Another worthy point is Jackie Earle Haley who does a commendable job of filling Robert Englund’s slouch hat. A minor supporting actor in the 1970s – he was the kid in The Bad News Bears films and Damnation Alley (1997) – who became a B-movie actor throughout the 1980s, Haley suddenly became a recognisable name and gravitated to the A-list slate after his turn as Rorschach in Watchmen (2009). This Freddy certainly gets more dialogue than he did in the original film, which Haley delivers with a darkly laced glee. Here he also gets all the one-liners and quips one expects of a Freddy, even though these never came in until the third entry and were not technically part of the first film. On the other hand, while I cannot say that I ever liked Heather Langenkamp’s performance as Nancy in the original, Rooney Mara makes for an incredibly bland replacement here.

Freddy's claw appears in the bath as Nancy (Rooney Mara) sleeps in A Nightmare on Elm Street (2010)
Recreation of the iconic scene where Freddy’s claw appears in the bath as Nancy (Rooney Mara) sleeps

The director is Samuel Bayer who has been making commercials and music videos ever since establishing himself with the video for the classic Nirvana song Smells Like Teen Spirit (1991). A Nightmare on Elm Street is his first film. Bayer revisits many of the classic set-pieces of the original – the girl being dragged around the ceiling as she is slashed to pieces; the claws appearing between Nancy’s legs as she dozes off in the bath; the wall bulging out with a face above someone as they sleep (needlessly replicated with CGI effects this time); the body in the bag being dragged through the hallways of the school.
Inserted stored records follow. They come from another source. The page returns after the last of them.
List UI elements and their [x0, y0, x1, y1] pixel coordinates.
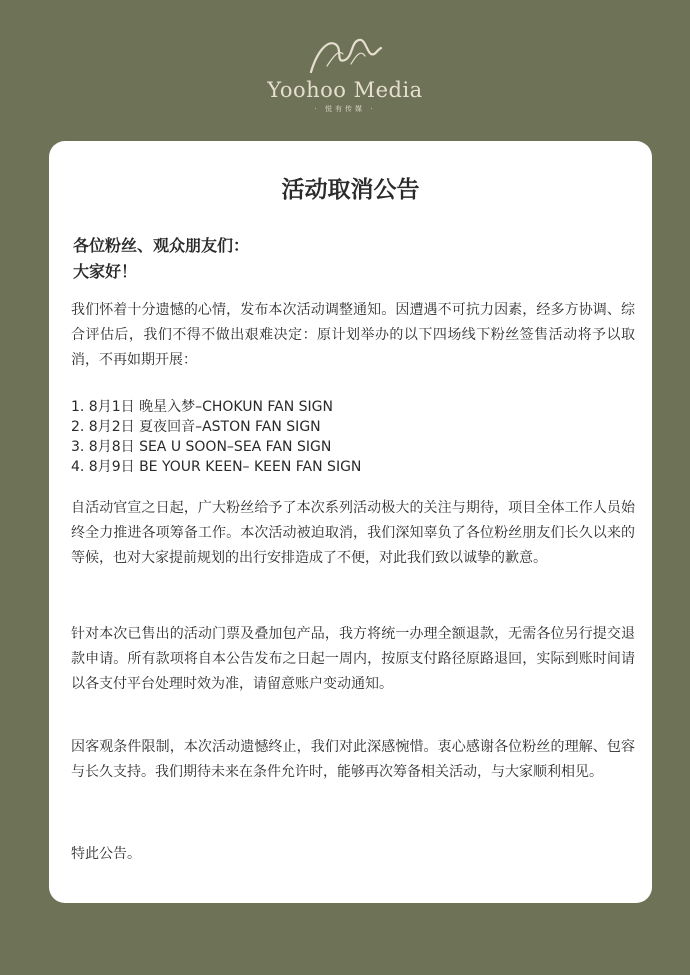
apology-paragraph: 自活动官宣之日起，广大粉丝给予了本次系列活动极大的关注与期待，项目全体工作人员始终全力推进各项筹备工作。本次活动被迫取消，我们深知辜负了各位粉丝朋友们长久以来的等候，也对大家提前规划的出行安排造成了不便，对此我们致以诚挚的歉意。 [71, 500, 635, 566]
event-item: 2. 8月2日 夏夜回音–ASTON FAN SIGN [71, 419, 321, 435]
event-list [71, 397, 361, 477]
notice-card [49, 141, 652, 903]
greeting [73, 233, 249, 285]
brand-name: Yoohoo Media [267, 78, 423, 102]
brand-logo [0, 30, 690, 114]
event-item: 3. 8月8日 SEA U SOON–SEA FAN SIGN [71, 439, 332, 455]
greeting-line-2: 大家好！ [73, 262, 138, 281]
event-item: 4. 8月9日 BE YOUR KEEN– KEEN FAN SIGN [71, 459, 362, 475]
thanks-paragraph: 因客观条件限制，本次活动遗憾终止，我们对此深感惋惜。衷心感谢各位粉丝的理解、包容与长久支持。我们期待未来在条件允许时，能够再次筹备相关活动，与大家顺利相见。 [71, 739, 635, 780]
notice-title: 活动取消公告 [281, 177, 420, 203]
mountain-logo-icon [305, 30, 385, 78]
greeting-line-1: 各位粉丝、观众朋友们： [73, 236, 250, 255]
closing-line: 特此公告。 [71, 846, 141, 862]
event-item: 1. 8月1日 晚星入梦–CHOKUN FAN SIGN [71, 399, 333, 415]
intro-paragraph: 我们怀着十分遗憾的心情，发布本次活动调整通知。因遭遇不可抗力因素，经多方协调、综合评估后，我们不得不做出艰难决定：原计划举办的以下四场线下粉丝签售活动将予以取消，不再如期开展： [71, 302, 635, 368]
refund-paragraph: 针对本次已售出的活动门票及叠加包产品，我方将统一办理全额退款，无需各位另行提交退款申请。所有款项将自本公告发布之日起一周内，按原支付路径原路退回，实际到账时间请以各支付平台处理时效为准，请留意账户变动通知。 [71, 626, 635, 692]
brand-subtitle: · 悦有传媒 · [314, 105, 376, 113]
The one sequence that is notably missing is the one where Johnny Deep was sucked down into his waterbed and spat back out in a huge gusher of blood. There are a couple of new sequences but nothing memorable.

Samuel Bayer replicates everything with a slickness but what is crucially missing is the eerie spookiness and outre weirdness that Wes Craven gave the original – the sense that we are in a twilight zone where the regular rules of reality have been taken away and literally anything can happen. It is not unakin to the remake of The Omen where the film traipses along dutifully replicating the original scene for scene, resulting in an over-familiarity that lapses into a slavish tedium while the very repetitiveness constrains the director and fails to allow him to open up and establish his own style. While Samuel Bayer does a reasonable job for the most part, there is nothing to the film that hits in in the way that made the original so electrifying to see for the first time. The sole moment that makes one start in their seat is one jump that Samuel Bayer gets off in the very last shot, even if it has largely been borrowed straight from the ending of Carrie (1976) and is a crude jump of no particular sophistication. Otherwise Wes Craven’s otherworldly eeriness has been watered down to no more than the generic mass-produced scares of every other contemporary teen horror movie.

Samuel Bayer subsequently returned to directing music video and had not made another film. The screenplay was one of the early works from Eric Heisserer who also wrote the remake of The Thing (2011), Final Destination 5 (2011), Lights Out (2016), Denis Villeneuve’s Arrival (2016), Bird Box (2018) and Bloodshot (2020).